Memorias de un desencanto
Memorias de Antonia es una historia sobre aquello que nos impulsa hacia la vida, alejándonos de la muerte, que a veces se encarna en los convencionalismos sociales. Es acerca del poder personal, la fuerza femenina, el significado de la sexualidad, la realidad y la imaginación.
La película Memorias de Antonia (1955) da inicio con el regreso de Antonia, una mujer de alrededor de treinta años, a su pueblo natal. Lleva consigo a su hija adolescente. A la entrada del pueblo hay una manta que da la bienvenida a los libertadores del pueblo, un mensaje dirigido a los soldados de algún ejército aliado, pero que se convierte en una declaración de apertura, permitiéndonos anticipar el impacto que la llegada de ambas mujeres tendrá en la gente de esa pequeña comunidad.
Memorias de Antonia es una fábula acerca del desencanto del mundo que caracteriza la Modernidad. De su secularización, facilitada por el estado, la burocracia y el sistema económico. En la cinta, los pobladores abarrotan la iglesia los domingos, aunque más por curiosidad que por fe y, sin embargo, Antonia actúa con tal determinación y solemnidad que, más allá de lo confesional, permite ver que es una mujer de creencias firmes.
Hay en ella un desencantamiento resignado y digno, pues los grandes retos a los que se enfrenta le sirven para afirmarse en su voluntad y en el valor de crear una estirpe segura y valiente. Su mayor mérito consiste en no evadir ni el conflicto de la propia existencia, ni los conflictos propiciados por la alienación histórica, retratados por la misoginia, los atavismos y la marginación que se vive en el pueblo. Ella está a cargo de su vida y encara cada una de esas realidades con una bien lograda combinación de ingenio y temple.
La cinta contiene una serie de paradojas. La primera de ellas se hace evidente porque, al mismo tiempo que en su discurso y en sus acciones los personajes se alejan de las leyes sagradas, en la estructura de la cinta ocurre lo opuesto. En ella los tiempos se repiten: siembra-cosecha, siembra-cosecha, en un avance concéntrico cuya función es contener y enmarcar, tal y como Mírcea Elíade describe que es el tiempo sagrado.
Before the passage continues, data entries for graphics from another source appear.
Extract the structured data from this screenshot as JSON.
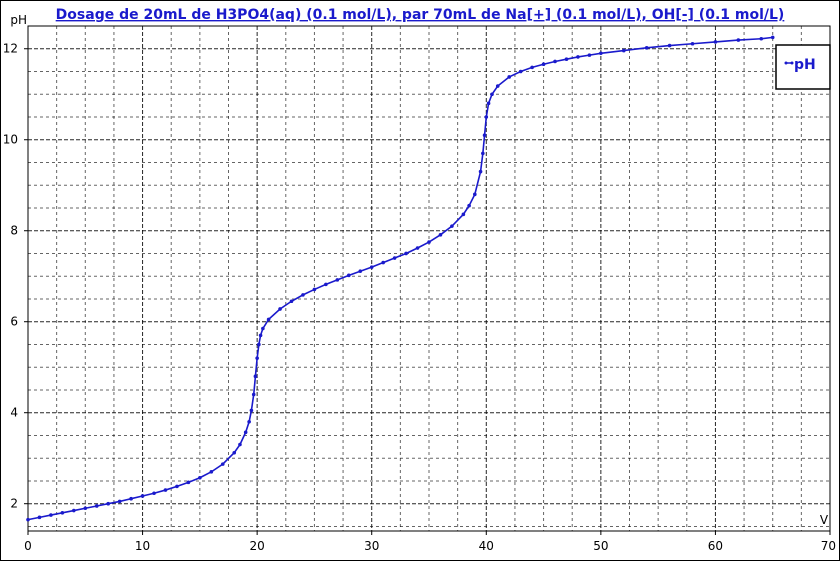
{
  "chart_data": {
    "type": "line",
    "title": "Dosage de 20mL de H3PO4(aq) (0.1 mol/L),  par 70mL  de Na[+] (0.1 mol/L), OH[-] (0.1 mol/L)",
    "xlabel": "V",
    "ylabel": "pH",
    "xlim": [
      0,
      70
    ],
    "ylim": [
      1.4,
      12.5
    ],
    "x_ticks": [
      "0",
      "10",
      "20",
      "30",
      "40",
      "50",
      "60",
      "70"
    ],
    "y_ticks": [
      "2",
      "4",
      "6",
      "8",
      "10",
      "12"
    ],
    "grid": true,
    "legend_position": "top-right",
    "series": [
      {
        "name": "pH",
        "color": "#1a1acc",
        "marker": "dot",
        "points": [
          [
            0,
            1.65
          ],
          [
            1,
            1.7
          ],
          [
            2,
            1.75
          ],
          [
            3,
            1.8
          ],
          [
            4,
            1.85
          ],
          [
            5,
            1.9
          ],
          [
            6,
            1.95
          ],
          [
            7,
            2.0
          ],
          [
            8,
            2.05
          ],
          [
            9,
            2.11
          ],
          [
            10,
            2.17
          ],
          [
            11,
            2.23
          ],
          [
            12,
            2.3
          ],
          [
            13,
            2.38
          ],
          [
            14,
            2.47
          ],
          [
            15,
            2.57
          ],
          [
            16,
            2.7
          ],
          [
            17,
            2.87
          ],
          [
            18,
            3.12
          ],
          [
            18.5,
            3.3
          ],
          [
            19,
            3.57
          ],
          [
            19.3,
            3.8
          ],
          [
            19.5,
            4.05
          ],
          [
            19.7,
            4.4
          ],
          [
            19.85,
            4.8
          ],
          [
            20,
            5.2
          ],
          [
            20.15,
            5.5
          ],
          [
            20.3,
            5.7
          ],
          [
            20.5,
            5.85
          ],
          [
            21,
            6.05
          ],
          [
            22,
            6.28
          ],
          [
            23,
            6.45
          ],
          [
            24,
            6.59
          ],
          [
            25,
            6.71
          ],
          [
            26,
            6.82
          ],
          [
            27,
            6.92
          ],
          [
            28,
            7.02
          ],
          [
            29,
            7.11
          ],
          [
            30,
            7.2
          ],
          [
            31,
            7.3
          ],
          [
            32,
            7.4
          ],
          [
            33,
            7.5
          ],
          [
            34,
            7.62
          ],
          [
            35,
            7.75
          ],
          [
            36,
            7.91
          ],
          [
            37,
            8.1
          ],
          [
            38,
            8.36
          ],
          [
            38.5,
            8.55
          ],
          [
            39,
            8.8
          ],
          [
            39.5,
            9.3
          ],
          [
            39.7,
            9.7
          ],
          [
            39.85,
            10.1
          ],
          [
            40,
            10.5
          ],
          [
            40.2,
            10.8
          ],
          [
            40.5,
            11.0
          ],
          [
            41,
            11.18
          ],
          [
            42,
            11.38
          ],
          [
            43,
            11.5
          ],
          [
            44,
            11.59
          ],
          [
            45,
            11.66
          ],
          [
            46,
            11.72
          ],
          [
            47,
            11.77
          ],
          [
            48,
            11.82
          ],
          [
            49,
            11.86
          ],
          [
            50,
            11.9
          ],
          [
            52,
            11.96
          ],
          [
            54,
            12.02
          ],
          [
            56,
            12.07
          ],
          [
            58,
            12.11
          ],
          [
            60,
            12.15
          ],
          [
            62,
            12.19
          ],
          [
            64,
            12.22
          ],
          [
            65,
            12.25
          ]
        ]
      }
    ]
  }
}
La segunda paradoja se plantea en torno a la libertad que la protagonista ejerce como medio para alcanzar, para ella y su creciente familia, el bienestar y la dignidad que las normas sociales les niegan. Por un lado, a través de la adopción de los marginados logra contrarrestar la alienación que el individualismo provoca. Por otro lado, la suma de sus acciones libres y valientes no alcanza para sostener en la esperanza a uno de los personajes más entrañables: Dedos Torcidos. Esa misma libertad será tentada más adelante pues, en uno de los momentos culminantes de la cinta, Antonia no se atreve a la transgresión última, presentándonos con esta acción una premisa fundamental: es necesario ser suficientemente fuerte para ejercer la libertad y, al mismo tiempo, para no perderse a sí mismo en el intento de escapar a la carga de la humanidad propia o de la inhumanidad de otros.
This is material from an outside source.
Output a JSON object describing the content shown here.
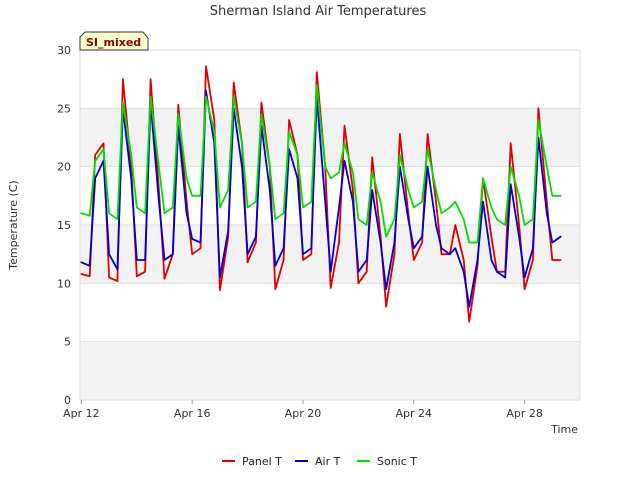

Hay algo en esta historia que, pese a la crudeza de algunas escenas, reconforta. La desnudez con que se tratan las grandes decisiones, como la maternidad o la elección de pareja fuera de los dictados de la convención. La determinación de los personajes por no dejarse vencer frente a las acciones terribles que padecen. Los parlamentos expresan lo mínimamente necesario. Los silencios, entonces, permiten al espectador implicarse con sus propias ideas y anhelos. En suma, esta cinta dibuja, con honestidad cruda y ruda, la vida en un pueblo que podría ser más o menos cualquiera en el que la fuerza de la razón hubiera zozobrado.
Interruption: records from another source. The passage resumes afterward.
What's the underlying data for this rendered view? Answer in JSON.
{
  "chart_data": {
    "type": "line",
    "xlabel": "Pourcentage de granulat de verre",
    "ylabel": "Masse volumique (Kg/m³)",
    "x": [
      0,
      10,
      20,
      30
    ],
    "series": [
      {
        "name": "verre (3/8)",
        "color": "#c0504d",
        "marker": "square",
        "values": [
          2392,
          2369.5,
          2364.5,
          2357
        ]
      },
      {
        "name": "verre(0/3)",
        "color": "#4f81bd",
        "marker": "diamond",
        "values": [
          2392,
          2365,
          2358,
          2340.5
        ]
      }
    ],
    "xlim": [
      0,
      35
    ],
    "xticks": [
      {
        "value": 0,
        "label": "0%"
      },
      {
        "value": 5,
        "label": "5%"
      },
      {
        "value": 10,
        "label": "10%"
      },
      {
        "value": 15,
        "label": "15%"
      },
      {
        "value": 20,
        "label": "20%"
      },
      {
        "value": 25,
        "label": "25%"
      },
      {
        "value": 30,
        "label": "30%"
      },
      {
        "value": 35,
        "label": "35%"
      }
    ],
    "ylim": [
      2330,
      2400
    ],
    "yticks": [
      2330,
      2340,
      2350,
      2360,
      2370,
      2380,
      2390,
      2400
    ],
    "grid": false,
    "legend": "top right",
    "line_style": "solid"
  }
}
Al final, Antonia, con el mismo temple que la sostuvo a lo largo de su vida, decide que ha llegado el tiempo de morir, quizá porque reconoce que la verdadera felicidad lleva implícito el conocimiento de la caducidad. Muy en la tónica de la Modernidad, ni la ciencia, encarnada por Theresa -pensando en la volumetría del último aliento de su abuela-, ni tampoco la religión, son el bálsamo que acicala a los dolientes ante la pérdida de quien fuera el corazón del matriarcado que retrata la historia. Solo el amor, encarnado en la pequeña Sarah consigue este prodigio. En su narración de lo ocurrido -para así recuperarlo-, en su mirada curiosa y apacible, en su aceptación de lo que es, en el anhelo de que esa despedida ilumine los años por venir, o como diría Dedos Torcidos, dándole voz a Shopenhauer: de que todo el horror que sucede en este mundo no sea definitivo.